As summarized below, combined, the 15 months of anticipated tax and satellite payments as well as the third-quarter intercompany loan advances might account for roughly $1.3 billion to $1.4 billion of the $1.52 billion in allowed transfers.

 

Starting in the fourth quarter of 2023, as shown below, DBS began making intercompany loans to DNC to fund its network buildout and other cash needs. DBS referred to these as an “ordinary course business practice.” However, effective in the second quarter, DBS and DNC determined that the balance of the intercompany loans had become “longer-term in nature” and the entities entered into an intercompany loan agreement. The DBS litigants are challenging these loans, the balance of which stood at $1.5 billion outstanding as of June 30.

 

 

As discussed, the transfer cap also provides for payments for satellite lease capacity, including on satellites EchoStar X, EchoStar XI, EchoStar XIV, EchoStar XV, EchoStar XVI, EchoStar XVIII or EchoStar XXIII. Each of these satellites was located at the DNC credit box as of June 30 except for EchoStar XV and EchoStar XVIII, which were at the DBS credit box. It is unclear if these two satellites were moved from the DBS credit box after the second quarter.

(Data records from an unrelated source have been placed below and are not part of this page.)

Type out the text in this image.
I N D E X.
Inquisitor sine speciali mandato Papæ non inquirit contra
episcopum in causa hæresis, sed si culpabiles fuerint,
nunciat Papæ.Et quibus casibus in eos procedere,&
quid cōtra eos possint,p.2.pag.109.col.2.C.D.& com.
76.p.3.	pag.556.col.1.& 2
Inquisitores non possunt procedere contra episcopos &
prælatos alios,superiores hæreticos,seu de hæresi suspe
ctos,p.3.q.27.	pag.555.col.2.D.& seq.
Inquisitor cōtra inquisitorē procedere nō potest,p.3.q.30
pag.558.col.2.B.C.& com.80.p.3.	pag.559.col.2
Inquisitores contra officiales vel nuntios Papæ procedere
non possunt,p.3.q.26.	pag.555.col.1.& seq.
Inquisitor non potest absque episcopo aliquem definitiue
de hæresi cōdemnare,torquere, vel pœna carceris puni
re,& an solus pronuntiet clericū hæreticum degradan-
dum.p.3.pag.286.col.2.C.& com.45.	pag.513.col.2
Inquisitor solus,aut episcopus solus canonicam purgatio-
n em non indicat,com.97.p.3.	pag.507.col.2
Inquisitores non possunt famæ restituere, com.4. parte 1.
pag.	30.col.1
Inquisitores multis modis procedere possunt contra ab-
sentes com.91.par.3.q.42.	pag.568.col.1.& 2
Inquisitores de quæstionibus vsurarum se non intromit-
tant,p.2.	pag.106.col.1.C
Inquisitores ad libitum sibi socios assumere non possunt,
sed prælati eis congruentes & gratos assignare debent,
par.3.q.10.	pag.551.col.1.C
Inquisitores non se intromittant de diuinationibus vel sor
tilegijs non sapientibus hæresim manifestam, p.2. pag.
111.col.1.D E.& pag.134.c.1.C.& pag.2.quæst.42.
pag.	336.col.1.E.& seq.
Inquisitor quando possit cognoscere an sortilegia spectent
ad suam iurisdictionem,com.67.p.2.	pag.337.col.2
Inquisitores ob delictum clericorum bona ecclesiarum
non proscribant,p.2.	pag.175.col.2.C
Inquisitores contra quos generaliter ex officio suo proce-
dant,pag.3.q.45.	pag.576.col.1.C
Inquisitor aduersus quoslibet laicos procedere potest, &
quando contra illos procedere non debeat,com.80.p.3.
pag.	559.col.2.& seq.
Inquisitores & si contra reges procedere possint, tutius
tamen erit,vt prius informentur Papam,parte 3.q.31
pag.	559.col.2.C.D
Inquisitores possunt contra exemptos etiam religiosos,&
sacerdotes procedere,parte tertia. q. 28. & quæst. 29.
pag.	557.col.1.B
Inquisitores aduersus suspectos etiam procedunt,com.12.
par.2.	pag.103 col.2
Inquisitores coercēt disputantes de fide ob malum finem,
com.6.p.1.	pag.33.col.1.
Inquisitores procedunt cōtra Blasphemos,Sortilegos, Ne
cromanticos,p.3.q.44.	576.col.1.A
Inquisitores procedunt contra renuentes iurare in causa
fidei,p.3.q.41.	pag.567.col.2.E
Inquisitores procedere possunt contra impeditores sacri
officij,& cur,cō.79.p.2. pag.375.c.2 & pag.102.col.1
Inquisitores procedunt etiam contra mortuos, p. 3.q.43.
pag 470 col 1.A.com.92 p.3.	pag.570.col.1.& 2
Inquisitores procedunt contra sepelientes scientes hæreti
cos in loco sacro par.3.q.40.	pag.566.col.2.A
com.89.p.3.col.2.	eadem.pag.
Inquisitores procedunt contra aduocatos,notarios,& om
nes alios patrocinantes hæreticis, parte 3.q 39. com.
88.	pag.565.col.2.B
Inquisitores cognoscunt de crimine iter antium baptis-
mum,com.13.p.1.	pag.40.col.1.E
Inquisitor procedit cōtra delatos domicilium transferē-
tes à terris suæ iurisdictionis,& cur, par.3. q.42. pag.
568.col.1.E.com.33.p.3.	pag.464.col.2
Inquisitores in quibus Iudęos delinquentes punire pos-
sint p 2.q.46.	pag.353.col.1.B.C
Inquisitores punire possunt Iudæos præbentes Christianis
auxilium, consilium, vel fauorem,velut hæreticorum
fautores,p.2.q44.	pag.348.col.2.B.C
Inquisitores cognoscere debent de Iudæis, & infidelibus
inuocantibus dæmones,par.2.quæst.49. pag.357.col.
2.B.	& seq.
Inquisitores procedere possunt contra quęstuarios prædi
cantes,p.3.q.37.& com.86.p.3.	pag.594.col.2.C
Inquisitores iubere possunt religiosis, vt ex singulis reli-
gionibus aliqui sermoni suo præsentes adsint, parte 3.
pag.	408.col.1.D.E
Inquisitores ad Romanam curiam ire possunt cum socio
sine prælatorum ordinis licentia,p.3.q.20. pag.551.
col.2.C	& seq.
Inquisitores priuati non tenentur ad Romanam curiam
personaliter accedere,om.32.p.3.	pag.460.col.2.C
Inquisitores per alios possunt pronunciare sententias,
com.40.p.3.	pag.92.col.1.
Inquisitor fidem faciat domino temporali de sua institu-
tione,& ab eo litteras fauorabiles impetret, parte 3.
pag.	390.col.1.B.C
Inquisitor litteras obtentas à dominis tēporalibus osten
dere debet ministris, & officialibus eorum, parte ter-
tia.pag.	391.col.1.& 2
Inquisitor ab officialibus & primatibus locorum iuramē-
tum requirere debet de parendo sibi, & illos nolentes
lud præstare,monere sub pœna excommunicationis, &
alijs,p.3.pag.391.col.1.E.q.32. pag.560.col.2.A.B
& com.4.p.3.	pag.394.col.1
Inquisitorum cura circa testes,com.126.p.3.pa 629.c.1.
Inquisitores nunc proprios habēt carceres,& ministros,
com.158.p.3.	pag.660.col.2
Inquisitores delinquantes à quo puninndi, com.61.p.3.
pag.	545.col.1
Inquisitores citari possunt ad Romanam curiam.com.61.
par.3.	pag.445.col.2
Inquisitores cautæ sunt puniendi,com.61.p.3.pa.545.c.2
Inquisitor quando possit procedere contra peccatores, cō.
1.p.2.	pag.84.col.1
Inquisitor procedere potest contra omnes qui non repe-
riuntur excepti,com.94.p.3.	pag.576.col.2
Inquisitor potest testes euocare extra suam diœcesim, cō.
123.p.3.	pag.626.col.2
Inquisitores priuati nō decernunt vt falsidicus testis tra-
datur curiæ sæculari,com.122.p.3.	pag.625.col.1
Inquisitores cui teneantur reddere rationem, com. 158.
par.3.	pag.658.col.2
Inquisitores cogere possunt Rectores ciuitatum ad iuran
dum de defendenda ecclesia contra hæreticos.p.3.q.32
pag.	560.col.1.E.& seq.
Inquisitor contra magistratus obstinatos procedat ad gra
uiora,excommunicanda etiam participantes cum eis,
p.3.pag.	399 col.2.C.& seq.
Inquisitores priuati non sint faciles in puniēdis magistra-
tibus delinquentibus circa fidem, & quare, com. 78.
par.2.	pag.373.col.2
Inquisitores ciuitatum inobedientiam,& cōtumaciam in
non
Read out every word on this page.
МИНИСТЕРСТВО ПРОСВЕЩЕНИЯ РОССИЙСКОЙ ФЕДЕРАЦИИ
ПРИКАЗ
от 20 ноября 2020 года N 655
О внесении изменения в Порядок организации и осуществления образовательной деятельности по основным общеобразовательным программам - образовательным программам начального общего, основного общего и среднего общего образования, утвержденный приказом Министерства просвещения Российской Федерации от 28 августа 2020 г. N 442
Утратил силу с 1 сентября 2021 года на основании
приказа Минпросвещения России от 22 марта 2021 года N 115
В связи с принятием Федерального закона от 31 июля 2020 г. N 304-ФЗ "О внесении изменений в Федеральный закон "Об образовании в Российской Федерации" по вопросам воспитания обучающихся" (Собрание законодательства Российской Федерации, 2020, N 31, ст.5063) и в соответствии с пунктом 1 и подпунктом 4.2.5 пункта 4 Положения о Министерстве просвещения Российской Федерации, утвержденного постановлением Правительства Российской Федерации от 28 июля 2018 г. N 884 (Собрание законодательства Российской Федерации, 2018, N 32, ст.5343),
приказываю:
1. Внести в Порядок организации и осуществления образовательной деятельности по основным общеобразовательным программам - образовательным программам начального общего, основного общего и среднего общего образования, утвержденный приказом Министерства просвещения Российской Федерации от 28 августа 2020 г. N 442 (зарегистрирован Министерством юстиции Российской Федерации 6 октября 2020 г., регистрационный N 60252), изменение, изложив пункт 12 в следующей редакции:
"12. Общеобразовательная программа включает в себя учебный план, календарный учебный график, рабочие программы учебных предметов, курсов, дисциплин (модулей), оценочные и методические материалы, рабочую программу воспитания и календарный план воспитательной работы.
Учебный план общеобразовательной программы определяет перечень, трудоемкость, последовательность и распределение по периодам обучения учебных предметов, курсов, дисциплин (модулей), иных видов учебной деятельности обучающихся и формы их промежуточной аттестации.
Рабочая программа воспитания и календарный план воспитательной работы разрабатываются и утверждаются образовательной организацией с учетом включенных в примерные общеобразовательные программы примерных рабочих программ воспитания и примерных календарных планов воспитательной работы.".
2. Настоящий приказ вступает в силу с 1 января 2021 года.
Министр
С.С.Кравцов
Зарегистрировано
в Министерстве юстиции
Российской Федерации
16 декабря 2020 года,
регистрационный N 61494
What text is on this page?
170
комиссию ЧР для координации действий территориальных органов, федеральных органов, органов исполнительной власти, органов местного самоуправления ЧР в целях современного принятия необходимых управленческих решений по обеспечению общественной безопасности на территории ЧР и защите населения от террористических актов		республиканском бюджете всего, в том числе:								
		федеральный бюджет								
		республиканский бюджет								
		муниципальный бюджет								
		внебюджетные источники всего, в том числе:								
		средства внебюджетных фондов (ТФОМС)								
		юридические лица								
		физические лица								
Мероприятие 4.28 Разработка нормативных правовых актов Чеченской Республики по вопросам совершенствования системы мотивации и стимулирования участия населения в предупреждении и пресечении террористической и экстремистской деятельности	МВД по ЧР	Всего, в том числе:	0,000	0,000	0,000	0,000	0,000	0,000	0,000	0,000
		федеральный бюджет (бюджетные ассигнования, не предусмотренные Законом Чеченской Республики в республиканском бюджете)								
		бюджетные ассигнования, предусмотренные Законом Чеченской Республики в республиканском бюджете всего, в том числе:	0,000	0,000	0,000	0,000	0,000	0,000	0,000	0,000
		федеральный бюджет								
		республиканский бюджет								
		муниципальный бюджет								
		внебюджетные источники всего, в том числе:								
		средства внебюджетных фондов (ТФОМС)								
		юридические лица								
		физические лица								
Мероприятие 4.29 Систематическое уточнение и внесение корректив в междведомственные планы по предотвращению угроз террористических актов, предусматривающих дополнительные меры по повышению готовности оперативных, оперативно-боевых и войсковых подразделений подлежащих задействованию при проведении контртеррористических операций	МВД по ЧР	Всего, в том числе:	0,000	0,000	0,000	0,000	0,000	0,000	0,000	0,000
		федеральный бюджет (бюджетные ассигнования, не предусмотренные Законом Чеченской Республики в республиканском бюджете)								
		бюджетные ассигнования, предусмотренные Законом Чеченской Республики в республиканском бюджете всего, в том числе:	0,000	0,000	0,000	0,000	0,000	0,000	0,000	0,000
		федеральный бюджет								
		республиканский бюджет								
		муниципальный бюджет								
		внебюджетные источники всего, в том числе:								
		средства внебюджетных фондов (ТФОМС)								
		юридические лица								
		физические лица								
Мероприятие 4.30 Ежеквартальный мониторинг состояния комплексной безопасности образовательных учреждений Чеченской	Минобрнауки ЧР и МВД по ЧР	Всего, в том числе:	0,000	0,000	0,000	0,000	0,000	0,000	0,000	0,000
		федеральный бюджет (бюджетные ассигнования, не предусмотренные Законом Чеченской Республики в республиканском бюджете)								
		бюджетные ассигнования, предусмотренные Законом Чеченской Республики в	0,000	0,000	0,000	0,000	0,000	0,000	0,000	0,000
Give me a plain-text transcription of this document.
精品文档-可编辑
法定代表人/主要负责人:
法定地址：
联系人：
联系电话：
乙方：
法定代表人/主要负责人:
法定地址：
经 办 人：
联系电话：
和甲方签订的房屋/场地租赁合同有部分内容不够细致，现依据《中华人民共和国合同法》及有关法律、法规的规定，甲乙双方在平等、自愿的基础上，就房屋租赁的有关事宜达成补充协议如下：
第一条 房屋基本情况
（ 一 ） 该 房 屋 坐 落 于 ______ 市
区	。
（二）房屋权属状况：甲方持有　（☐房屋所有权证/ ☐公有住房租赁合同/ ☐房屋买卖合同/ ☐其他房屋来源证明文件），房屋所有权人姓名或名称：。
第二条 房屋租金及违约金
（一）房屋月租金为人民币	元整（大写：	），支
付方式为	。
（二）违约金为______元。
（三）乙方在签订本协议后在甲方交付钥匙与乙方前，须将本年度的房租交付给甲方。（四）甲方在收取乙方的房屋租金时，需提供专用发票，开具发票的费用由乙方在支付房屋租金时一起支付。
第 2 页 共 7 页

Octus’ summary of the purchase agreement’s permitted cash transfer cap provision is below. It is notable that the purchase agreement specifically states that the proceeds from up to $500 million in SubscriberCo incremental term loans, which it states are expected to be $480 million on a net basis, would count toward the $1.52 million permitted transfer cap. It would not surprise us if EchoStar reports that such a payment was made following the third quarter end.